Without talking to the driver, without asking permission, up we went. First response wasn't the best imaginable; the woman closest to me shoved me repeatedly until I found a comfortable spot nearly over the edge. But perhaps that was just the normal way of defining boundaries. Soon enough, some men came to tie our backpacks onto the already precarious webbing hanging from the tail of the truck.

Dan, seeing that we'd secured a ride successfully, joined the bandwagon, adding his bag and squeezing in.

Apparently we could add infinite people -- I wasn't even sitting on the truck at all, but on the strapped-on luggage. So as long as each person added another bag...

The engine started. We began to move. Score one for irate irrationality. Juliette felt a little guilty for having behaved badly, but I had to admit it had worked.

Still dark, we're cruising along balanced on the back of a Toyota 4x4, probably stolen from Germany. It feels like a speedboat, bouncing and swaying over waves and wakes in the sand.

Juliette begins to laugh at me. What? She points at my hand. I'm holding on to the handlebar of a bicycle to keep from falling off the truck. The bicycle is tied onto the back of the truck even farther back than I am, and more precarious. I smile at the humor, but I don't let go of the handlebar.

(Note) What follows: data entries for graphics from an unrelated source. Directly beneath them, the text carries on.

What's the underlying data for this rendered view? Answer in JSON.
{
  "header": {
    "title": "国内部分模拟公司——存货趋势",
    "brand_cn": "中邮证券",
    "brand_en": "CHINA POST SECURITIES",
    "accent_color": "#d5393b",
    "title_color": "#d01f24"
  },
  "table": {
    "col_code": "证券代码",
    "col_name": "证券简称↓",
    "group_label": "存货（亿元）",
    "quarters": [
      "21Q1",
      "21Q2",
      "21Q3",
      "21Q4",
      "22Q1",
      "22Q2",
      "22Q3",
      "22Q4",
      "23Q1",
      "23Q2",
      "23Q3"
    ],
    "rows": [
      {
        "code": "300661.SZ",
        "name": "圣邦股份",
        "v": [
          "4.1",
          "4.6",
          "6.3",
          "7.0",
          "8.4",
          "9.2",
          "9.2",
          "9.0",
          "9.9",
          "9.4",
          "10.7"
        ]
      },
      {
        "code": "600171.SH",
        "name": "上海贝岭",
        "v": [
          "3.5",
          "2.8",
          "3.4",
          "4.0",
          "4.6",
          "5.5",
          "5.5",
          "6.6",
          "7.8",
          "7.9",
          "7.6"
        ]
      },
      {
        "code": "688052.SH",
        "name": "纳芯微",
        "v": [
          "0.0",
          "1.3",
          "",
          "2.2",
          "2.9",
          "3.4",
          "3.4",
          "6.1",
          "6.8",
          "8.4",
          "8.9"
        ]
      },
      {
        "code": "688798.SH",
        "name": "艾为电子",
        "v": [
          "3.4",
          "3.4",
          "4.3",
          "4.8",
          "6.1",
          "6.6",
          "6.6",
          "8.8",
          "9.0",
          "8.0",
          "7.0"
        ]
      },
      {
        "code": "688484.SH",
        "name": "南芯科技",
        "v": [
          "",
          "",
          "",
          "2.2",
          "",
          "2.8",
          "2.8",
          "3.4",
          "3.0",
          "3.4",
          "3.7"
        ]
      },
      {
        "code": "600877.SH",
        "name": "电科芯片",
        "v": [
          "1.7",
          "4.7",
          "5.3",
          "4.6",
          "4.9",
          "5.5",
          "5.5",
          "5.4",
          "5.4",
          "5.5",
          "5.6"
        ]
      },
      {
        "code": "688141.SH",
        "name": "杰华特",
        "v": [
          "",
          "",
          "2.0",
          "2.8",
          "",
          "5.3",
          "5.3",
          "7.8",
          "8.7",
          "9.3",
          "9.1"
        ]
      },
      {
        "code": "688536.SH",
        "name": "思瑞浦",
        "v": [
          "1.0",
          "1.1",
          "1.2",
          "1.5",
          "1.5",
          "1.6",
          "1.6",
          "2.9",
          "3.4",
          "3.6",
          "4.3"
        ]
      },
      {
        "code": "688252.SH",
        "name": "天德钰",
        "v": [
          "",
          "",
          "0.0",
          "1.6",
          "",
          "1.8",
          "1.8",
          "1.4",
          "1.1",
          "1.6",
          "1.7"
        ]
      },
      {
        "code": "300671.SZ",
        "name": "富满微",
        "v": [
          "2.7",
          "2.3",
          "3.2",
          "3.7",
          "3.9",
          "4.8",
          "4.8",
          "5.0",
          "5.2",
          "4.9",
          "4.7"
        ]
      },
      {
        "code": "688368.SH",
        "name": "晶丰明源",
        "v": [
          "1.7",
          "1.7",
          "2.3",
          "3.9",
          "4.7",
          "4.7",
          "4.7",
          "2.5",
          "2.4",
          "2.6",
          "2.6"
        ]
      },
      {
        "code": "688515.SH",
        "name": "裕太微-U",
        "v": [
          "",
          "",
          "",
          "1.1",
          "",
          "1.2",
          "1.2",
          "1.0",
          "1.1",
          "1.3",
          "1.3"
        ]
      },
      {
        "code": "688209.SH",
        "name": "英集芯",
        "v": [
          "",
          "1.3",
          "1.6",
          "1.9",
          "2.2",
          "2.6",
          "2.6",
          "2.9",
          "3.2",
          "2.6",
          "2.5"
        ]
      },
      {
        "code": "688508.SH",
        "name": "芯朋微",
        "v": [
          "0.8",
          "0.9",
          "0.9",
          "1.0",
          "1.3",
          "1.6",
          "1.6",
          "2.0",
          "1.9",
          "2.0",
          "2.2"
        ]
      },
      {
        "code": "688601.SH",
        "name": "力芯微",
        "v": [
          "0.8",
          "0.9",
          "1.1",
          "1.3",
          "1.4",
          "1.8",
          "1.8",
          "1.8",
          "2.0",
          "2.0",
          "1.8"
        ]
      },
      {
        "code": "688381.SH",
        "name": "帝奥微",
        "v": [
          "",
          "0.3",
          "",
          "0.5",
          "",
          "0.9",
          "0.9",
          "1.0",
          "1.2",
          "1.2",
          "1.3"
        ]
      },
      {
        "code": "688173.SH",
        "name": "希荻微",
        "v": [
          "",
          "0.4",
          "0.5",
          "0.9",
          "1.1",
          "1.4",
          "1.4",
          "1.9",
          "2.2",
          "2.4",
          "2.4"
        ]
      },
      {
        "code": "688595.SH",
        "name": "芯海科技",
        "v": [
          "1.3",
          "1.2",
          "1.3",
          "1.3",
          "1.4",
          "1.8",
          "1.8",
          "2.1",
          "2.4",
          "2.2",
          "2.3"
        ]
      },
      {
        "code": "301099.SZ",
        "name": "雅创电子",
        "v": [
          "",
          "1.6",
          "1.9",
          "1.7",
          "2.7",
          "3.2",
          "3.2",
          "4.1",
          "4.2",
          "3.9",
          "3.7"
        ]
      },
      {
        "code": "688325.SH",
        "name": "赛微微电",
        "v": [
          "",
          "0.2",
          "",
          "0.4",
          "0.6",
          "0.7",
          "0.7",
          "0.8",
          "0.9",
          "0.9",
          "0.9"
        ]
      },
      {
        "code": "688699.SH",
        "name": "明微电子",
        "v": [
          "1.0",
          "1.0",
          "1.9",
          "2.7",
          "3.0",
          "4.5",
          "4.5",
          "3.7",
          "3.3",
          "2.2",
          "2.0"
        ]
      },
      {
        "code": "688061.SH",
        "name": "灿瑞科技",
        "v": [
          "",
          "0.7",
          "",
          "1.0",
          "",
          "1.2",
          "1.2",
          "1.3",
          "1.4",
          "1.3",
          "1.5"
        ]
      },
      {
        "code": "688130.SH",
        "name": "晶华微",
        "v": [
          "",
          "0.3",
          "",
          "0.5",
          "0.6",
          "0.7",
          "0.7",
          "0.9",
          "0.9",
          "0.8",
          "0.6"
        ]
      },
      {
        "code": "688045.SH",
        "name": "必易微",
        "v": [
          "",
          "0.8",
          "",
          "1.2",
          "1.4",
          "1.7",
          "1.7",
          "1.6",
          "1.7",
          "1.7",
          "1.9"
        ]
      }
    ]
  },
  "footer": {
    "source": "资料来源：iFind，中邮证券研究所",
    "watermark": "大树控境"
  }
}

Dawn. Truck stops. Everyone climbs down from the back of the truck. They face east. They bow. Shortly, we're all back in our places. Until sunrise, when the situation is repeated. Two down, three to go, so passes a day in this Islamic Republic.

There was a time not too long ago that I was a little bit cold, I remember fondly as I begin to sweat. The wind helps, but dries out the body more than it cools it. We've been traveling in the open air for too many hours now. My cough from Morocco hasn't gone away, and this treatment isn't helping. There was a time when I would have stayed home from work if I felt this bad, and now I'm riding in the back of a pickup in the sun in the Sahara. I'd get more rest if I went to work.

Waiting two hours in the sun for a two hour ride. Typical Mauritanian tout de suite. I never particularly liked that term, and now I grow to despise it. We finally leave Atar around noon, sitting in another pickup, in the beginning of the hottest part of the day. I'm drinking water, trying to get rid of the headache that could only be from dehydration.

Overheated engine. Par for the course in this country. We pull over. Seems like we're half way up the hill. A camel herder leads his camels down the slope, greeting his friends from our truck as he passes. We find out later that it used to take an entire day to ascend this particular slope. Then the Prime Minister of France scheduled a visit and the French government paid to have the road paved. Lucky us.

It's three in the afternoon by the time the truck drops us off in Chinguitti. At this time yesterday we were preparing to board a train. We haven't stopped since, or even set foot since, or even set foot inside away from the sun. Now in an oasis in the desert, perhaps we can rest.